A leurs côtés, le général Pierre Poty, commandant le groupement de gendarmerie de La Réunion, et le commissaire Thierry Le Floch, chef de la sûreté départementale de La Réunion sont revenus sur l'opération coordonnée interservices ayant permis l'interpellation lundi 8 novembre de 17 personnes soupçonnées de détention et diffusion d'images à caractère pédopornographique.

Regardez les précisions de Réunion La 1ère :

C'est une opération inédite Outre-mer : 16 personnes sont jugées pour détention et diffusion d'images à caractère pédopornographique à La Réunion. Explications

 

"Une opération hors-normes"

Tous ont d'abord salué "l'engagement exceptionnel des forces de gendarmerie et de police, mais aussi des personnels judiciaires, avocats et experts mobilisés sur cette opération hors-normes."

Ce sont en effet 70 gendarmes et 18 policiers qui ont été mobilisés sur ce dossier d'ampleur, portant sur plus de 5000 fichiers téléchargés. Après une surveillance et une analyse durant environ 6 mois, avec le concours de la cellule spécialisée "C3N" de Pontoise, une vingtaine d'objectifs ont été ciblés avant la phase d'interpellations. "Il s'agit d'une action offensive, avec un message très clair contre les personnes qui auraient ce type de comportement" a souligné le général Poty.

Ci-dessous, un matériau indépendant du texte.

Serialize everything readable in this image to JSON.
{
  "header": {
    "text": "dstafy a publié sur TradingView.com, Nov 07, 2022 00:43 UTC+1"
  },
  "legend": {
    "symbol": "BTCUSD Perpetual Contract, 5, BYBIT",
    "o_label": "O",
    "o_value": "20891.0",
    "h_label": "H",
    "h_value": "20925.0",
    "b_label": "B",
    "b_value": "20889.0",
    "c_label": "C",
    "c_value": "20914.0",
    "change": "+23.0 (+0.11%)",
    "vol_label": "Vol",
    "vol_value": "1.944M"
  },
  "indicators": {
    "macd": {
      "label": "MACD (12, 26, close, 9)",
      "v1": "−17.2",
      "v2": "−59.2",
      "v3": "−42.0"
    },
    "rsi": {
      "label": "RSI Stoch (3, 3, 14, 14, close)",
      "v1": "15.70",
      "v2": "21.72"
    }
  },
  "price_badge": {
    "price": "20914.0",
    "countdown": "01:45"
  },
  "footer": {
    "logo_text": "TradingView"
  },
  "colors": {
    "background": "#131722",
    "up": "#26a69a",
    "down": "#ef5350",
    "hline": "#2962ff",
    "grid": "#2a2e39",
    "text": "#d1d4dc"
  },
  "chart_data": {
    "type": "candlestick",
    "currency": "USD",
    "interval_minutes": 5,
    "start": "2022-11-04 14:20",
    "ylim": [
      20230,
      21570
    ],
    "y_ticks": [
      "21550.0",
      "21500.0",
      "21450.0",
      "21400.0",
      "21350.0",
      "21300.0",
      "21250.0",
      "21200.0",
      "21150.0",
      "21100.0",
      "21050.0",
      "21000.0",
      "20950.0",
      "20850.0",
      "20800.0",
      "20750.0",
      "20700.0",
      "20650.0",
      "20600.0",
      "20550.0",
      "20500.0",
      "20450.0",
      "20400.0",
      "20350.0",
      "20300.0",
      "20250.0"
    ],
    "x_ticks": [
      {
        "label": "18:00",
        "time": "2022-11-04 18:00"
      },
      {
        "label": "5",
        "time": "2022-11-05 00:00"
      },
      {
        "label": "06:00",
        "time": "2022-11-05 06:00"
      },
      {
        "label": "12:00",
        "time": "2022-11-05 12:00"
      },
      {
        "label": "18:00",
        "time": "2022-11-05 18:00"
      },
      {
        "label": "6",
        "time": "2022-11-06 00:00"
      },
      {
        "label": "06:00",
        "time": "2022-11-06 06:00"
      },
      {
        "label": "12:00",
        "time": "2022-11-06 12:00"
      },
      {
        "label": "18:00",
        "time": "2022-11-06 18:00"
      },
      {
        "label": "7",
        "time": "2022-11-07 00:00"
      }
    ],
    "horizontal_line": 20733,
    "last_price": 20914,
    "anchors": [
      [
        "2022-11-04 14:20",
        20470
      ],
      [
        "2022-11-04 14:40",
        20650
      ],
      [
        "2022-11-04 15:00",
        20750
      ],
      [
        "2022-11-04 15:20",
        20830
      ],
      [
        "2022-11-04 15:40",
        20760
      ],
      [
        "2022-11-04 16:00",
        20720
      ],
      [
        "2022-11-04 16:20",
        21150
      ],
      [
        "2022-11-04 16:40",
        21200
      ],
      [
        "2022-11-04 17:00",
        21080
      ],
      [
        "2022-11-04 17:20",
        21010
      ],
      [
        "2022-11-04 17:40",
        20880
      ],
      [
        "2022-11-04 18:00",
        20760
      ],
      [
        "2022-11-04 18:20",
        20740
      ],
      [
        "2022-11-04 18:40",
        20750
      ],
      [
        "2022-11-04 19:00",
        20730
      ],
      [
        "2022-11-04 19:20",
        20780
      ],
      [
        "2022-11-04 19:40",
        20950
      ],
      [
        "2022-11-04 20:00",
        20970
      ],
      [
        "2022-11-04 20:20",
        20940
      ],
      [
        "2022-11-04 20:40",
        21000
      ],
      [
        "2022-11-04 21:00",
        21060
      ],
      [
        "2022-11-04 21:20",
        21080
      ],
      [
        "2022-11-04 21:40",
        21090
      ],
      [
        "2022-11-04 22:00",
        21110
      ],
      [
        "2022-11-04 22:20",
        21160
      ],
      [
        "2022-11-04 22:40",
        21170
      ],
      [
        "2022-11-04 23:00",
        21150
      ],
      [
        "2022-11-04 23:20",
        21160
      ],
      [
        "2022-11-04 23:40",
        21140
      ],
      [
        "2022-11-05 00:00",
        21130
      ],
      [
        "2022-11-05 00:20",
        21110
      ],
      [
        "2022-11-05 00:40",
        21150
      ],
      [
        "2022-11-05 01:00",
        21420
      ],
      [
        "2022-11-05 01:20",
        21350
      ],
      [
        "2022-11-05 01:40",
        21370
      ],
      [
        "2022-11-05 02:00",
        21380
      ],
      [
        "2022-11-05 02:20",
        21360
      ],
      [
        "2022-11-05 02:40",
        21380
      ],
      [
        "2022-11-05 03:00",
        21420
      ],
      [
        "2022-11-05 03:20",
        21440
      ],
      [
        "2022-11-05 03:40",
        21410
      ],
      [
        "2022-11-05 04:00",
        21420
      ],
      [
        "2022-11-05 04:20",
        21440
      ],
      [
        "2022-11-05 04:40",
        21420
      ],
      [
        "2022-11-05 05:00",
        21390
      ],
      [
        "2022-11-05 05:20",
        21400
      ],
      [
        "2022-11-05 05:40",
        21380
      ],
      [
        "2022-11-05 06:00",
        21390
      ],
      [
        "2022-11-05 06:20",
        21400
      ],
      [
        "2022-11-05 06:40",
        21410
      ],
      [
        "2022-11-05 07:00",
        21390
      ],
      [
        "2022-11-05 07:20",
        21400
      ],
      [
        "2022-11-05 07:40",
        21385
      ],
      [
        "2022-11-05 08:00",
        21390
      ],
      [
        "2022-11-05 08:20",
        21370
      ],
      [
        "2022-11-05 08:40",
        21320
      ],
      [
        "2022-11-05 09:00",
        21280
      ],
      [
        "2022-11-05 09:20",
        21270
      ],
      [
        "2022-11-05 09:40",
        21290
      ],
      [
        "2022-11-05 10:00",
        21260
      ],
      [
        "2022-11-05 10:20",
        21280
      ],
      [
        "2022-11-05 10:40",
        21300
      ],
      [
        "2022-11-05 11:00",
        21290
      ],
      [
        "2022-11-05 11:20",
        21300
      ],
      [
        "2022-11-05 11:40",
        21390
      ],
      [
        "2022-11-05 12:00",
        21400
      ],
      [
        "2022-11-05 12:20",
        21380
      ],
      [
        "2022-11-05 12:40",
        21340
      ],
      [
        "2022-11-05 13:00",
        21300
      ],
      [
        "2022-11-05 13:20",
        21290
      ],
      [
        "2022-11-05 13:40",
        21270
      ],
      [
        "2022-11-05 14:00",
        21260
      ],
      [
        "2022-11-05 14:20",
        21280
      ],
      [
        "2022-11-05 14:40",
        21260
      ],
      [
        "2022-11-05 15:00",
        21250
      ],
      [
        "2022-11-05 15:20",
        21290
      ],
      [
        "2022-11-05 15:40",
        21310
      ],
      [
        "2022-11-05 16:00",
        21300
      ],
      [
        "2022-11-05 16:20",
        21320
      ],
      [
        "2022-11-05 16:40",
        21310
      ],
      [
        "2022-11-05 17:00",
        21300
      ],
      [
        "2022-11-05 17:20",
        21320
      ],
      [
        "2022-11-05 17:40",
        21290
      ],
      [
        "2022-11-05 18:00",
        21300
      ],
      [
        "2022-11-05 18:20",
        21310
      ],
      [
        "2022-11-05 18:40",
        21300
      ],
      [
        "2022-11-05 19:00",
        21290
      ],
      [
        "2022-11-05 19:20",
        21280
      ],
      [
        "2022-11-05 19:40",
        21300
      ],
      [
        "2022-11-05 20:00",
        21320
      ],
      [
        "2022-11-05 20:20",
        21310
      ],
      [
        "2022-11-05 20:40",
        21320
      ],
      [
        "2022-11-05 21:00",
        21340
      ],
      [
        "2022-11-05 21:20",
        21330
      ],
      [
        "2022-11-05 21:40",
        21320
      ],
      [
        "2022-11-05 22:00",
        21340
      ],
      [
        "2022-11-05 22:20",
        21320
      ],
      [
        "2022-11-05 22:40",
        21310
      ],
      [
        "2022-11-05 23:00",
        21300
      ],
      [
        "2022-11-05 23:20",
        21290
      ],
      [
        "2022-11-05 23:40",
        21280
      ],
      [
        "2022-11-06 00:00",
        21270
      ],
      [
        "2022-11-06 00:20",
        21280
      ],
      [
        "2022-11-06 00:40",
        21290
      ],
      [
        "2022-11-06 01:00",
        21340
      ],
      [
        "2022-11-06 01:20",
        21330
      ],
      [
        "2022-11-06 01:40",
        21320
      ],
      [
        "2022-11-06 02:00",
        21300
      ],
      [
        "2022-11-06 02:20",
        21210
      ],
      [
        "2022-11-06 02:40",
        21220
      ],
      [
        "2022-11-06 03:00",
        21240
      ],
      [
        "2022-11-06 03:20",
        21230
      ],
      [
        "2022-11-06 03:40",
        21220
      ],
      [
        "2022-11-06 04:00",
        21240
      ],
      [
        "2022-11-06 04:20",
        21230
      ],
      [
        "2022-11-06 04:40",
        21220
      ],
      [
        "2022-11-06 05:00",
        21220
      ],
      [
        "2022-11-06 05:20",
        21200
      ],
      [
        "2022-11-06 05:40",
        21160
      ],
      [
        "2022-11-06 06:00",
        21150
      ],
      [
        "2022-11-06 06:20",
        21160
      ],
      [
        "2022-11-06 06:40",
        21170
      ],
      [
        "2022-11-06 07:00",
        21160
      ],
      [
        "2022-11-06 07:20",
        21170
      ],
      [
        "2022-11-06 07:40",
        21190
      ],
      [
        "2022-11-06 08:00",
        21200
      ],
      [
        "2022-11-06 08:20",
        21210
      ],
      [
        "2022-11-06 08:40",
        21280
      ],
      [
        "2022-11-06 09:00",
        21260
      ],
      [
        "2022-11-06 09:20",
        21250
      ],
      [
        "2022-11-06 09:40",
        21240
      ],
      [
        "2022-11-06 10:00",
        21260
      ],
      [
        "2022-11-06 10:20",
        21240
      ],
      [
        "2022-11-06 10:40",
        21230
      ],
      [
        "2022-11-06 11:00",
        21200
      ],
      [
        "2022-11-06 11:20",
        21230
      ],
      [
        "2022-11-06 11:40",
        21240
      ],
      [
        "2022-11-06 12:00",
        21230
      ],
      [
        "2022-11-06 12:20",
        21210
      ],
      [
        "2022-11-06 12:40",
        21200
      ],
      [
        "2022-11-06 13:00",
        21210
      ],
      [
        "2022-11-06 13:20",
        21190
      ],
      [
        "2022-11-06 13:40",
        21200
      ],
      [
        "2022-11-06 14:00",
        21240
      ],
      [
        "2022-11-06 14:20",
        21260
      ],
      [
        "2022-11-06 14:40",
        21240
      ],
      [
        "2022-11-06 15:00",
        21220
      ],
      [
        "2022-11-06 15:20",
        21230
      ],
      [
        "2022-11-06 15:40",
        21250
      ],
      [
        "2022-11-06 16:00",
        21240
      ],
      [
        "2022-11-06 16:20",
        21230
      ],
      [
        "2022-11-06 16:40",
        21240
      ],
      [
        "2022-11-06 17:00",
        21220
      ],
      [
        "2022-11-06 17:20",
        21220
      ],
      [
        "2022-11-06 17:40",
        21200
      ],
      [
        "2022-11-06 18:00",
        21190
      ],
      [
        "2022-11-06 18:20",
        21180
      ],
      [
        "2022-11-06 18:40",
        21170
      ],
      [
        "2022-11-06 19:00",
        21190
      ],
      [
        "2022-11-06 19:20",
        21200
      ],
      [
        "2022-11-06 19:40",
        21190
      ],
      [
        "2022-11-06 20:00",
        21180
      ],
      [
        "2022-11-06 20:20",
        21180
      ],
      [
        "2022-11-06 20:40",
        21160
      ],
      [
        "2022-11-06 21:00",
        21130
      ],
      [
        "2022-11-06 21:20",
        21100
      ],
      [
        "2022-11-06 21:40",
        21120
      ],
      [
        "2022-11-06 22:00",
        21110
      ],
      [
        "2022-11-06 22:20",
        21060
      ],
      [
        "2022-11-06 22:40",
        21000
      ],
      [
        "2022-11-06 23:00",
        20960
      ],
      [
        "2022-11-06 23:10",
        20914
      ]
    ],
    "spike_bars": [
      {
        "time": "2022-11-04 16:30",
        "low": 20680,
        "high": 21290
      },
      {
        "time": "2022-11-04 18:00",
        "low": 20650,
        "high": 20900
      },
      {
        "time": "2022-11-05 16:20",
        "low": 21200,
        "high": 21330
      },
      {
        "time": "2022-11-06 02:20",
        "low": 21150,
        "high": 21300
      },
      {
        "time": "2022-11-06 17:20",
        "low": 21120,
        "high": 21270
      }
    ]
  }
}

Des précisions ont aussi été apportées sur le contenu de ces images "insoutenables, qui heurtent même des enquêteurs et magistrats expérimentés", rappelle la procureure Véronique Denizot. "Il s'agit de photos et vidéos de mineurs mis en scène subissant des actes sexuels, pour certains très jeunes."

"La détention et le partage de ces images est souvent le prélude à un passage à l'acte"

Véronique Denizot, procureure de la République de Saint-Denis

 

"On a même trouvé chez un des mis en cause ayant plus de 4000 fichiers chez lui des scènes de zoophilie impliquant de jeunes enfants, ainsi que des sex-toys ne pouvant s'adresser qu'à des sujets de petite taille" a ajouté le commissaire Le Floch. 

Malgré la masse de données saisies, il semble qu'aucune des images n'ait permis de déterminer une production locale de ces contenus. Aucun des suspects ne serait non plus passé à l'acte, alors que "la détention et le partage de ces images est souvent le prélude à un passage à l'acte", a rappellé la procureure de Saint-Denis.

D'où l'intention de frapper "vite et fort" , alors que certains "basculaient vers un cap supplémentaire en prenant contact avec des mineurs", a souligné le général Poty.

"La guerre n'est pas terminée"

Les autorités ont également rappelés les profils "très divers" de ces 16 hommes âgés de 21 à 53 ans, partageant néanmoins "une vie sociale très restreinte" et "passant beaucoup de temps derrière leur ordinateur." Tous ont en revanche reconnu "une forme d'addiction" à ces images.

La notion de réseau n'a cependant pu être établie, ce qui explique la réponse judiciaire rapide avec au total dix comparutions immédiates (sept à Saint-Pierre et trois à Saint-Denis), auquel s'ajoutent six convocations à délai rapproché, avec placement sous contrôle judiciaire.

"Plus que la prison ferme pour la plupart de ces prévenus ayant un casier vierge, nous souhaitons obtenir des suivis socio-judiciaires stricts avec des injonctions de soins et l'interdiction d'exercer une activité au contact de mineurs", ont précisé les magistrates. 

"La guerre n'est pas terminée", a néanmoins prévenu le commissaire Le Floch. "Les gens croient conserver un anonymat sur internet, mais on les traque, on ne les laissera pas faire", a ajouté le général Poty, alors que "les agressions sexuelles sur mineurs sont en forte augmentation à La Réunion."